Bill to support growth of credit union lending
New legislation aimed at growing credit union lending has been published by ministers.
The Credit Union (Amendment) Bill 2022 is the first substantive credit union legislation since 2012, which followed the Commission on Credit Unions.
The bill will create corporate credit unions as an additional regulated vehicle through which credit unions could collaborate. It will also amend section 43 of the 2012 Act to clarify that credit unions can invest in ventures supporting credit unions.
It will also seek to improve members’ services by allowing credit unions to refer members to other credit unions and to participate in loans of other credit unions.
The bill will also amend section 38 of the 2012 Act to allow the minister for finance to set a maximum interest rate, currently fixed at one per cent per month.

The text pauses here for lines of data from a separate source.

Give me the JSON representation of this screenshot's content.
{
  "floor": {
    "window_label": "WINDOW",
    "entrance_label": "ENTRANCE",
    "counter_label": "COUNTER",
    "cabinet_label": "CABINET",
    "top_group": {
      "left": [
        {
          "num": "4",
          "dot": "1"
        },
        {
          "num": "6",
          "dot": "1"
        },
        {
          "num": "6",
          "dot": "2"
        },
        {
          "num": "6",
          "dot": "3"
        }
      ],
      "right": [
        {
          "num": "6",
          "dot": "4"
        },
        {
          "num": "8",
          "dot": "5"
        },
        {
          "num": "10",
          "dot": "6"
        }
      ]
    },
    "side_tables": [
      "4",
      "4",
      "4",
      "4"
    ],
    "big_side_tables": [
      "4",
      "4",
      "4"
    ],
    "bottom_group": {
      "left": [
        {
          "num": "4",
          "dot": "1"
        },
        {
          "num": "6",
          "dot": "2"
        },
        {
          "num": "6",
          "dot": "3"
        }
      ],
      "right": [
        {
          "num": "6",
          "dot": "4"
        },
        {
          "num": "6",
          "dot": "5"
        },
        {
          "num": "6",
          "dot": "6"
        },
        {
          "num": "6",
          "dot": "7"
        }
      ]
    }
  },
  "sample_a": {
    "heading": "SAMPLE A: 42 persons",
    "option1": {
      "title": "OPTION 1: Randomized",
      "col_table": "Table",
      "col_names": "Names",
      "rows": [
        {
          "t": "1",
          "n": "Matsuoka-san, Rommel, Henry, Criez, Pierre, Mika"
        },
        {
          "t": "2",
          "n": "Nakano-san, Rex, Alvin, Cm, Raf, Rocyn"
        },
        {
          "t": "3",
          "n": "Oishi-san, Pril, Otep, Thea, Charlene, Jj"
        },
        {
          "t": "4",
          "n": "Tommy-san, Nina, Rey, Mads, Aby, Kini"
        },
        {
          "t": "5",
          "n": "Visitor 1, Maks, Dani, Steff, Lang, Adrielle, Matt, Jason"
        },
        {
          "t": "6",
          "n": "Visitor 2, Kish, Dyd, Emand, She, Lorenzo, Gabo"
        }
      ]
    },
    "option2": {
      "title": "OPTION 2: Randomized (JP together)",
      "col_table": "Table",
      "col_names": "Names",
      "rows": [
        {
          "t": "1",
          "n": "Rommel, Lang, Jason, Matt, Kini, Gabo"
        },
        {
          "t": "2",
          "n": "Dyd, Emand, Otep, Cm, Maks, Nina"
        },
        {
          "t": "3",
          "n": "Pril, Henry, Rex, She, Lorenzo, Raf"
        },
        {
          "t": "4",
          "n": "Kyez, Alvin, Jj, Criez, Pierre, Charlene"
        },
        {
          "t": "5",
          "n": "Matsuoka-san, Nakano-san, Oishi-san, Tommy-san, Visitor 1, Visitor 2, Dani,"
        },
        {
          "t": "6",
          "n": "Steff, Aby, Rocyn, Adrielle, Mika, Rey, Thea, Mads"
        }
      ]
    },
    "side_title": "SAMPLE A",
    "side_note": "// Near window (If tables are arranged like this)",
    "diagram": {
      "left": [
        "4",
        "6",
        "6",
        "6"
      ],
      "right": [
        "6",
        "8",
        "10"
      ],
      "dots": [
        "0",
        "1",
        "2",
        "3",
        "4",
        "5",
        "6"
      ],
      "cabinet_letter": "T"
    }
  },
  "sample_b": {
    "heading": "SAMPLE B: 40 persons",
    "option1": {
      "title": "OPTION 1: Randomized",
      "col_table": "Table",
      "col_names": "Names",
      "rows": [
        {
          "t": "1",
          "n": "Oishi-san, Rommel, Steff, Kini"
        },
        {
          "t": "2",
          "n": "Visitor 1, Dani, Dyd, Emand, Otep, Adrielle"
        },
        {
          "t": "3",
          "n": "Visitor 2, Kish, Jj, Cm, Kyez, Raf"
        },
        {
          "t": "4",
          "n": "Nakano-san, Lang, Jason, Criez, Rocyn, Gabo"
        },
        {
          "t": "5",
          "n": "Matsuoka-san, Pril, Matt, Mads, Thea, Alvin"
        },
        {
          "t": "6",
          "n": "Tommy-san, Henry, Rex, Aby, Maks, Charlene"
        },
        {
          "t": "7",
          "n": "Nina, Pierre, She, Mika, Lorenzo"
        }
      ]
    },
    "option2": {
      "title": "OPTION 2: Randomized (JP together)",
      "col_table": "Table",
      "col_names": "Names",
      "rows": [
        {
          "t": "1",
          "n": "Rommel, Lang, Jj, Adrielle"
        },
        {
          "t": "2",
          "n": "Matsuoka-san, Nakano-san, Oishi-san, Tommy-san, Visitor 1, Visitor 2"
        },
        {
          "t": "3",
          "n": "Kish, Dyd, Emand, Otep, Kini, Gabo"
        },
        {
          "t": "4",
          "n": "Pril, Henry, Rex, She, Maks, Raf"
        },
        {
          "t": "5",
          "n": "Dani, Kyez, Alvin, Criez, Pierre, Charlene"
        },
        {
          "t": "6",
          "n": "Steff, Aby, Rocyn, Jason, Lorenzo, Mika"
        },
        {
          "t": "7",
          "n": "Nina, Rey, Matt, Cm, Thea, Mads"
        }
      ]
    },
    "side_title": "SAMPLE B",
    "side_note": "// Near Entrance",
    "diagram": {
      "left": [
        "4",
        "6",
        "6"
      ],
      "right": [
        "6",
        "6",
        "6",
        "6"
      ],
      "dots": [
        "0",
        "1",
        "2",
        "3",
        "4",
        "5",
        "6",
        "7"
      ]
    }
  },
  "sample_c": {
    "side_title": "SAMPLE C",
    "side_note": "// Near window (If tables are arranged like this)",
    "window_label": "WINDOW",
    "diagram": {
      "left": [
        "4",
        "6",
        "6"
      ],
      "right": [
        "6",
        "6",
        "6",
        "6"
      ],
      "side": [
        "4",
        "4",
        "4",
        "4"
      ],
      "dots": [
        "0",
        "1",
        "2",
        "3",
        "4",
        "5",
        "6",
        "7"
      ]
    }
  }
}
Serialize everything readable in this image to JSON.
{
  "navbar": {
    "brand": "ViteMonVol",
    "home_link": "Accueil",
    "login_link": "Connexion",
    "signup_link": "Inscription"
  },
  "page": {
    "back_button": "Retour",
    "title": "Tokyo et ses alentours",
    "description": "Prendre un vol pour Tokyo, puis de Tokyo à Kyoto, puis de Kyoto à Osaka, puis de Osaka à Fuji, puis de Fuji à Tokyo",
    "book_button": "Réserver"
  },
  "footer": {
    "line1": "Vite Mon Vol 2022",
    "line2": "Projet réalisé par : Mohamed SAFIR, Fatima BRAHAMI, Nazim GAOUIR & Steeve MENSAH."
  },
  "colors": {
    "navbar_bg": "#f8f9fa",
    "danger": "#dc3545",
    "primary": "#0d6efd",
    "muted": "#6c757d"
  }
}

This is intended to provide more flexibility for credit unions to price risk in a rising interest rate environment.
There are also a number of provisions aimed at facilitating a greater focus on strategic planning and redressing the balance of responsibility on the board between directors and management.
These provisions include the option of making the manager a member of the board; reducing the minimum number of board meetings to six per annum; reduing the frequency of review of policies; and reducing the number of administrative issues to be mandatorily approved by the board.
Seán Fleming, minister of state with responsibility for financial services, credit unions and insurance, said: “The local credit union and the role it plays in the economy and in the community is more important now than ever before.
“The government wants credit unions to develop a wider range of products, with greater accessibility.
“This legislation will enable greater collaboration through the ability to establish corporate credit unions. It will enable wider availability of products across the movement through changes to the common bond. It will give credit union boards a greater focus on strategic issues, through practical governance changes.
“A strong, resilient and collaborative credit union movement can take advantage of the opportunity afforded by banks withdrawing from Ireland and from branch closures. This legislation will help the credit union movement to grow as a key provider of community banking in the country.
“To help credit unions seize this opportunity, it is the government’s priority to have this bill passed by the Houses of Oireachtas as soon as possible.”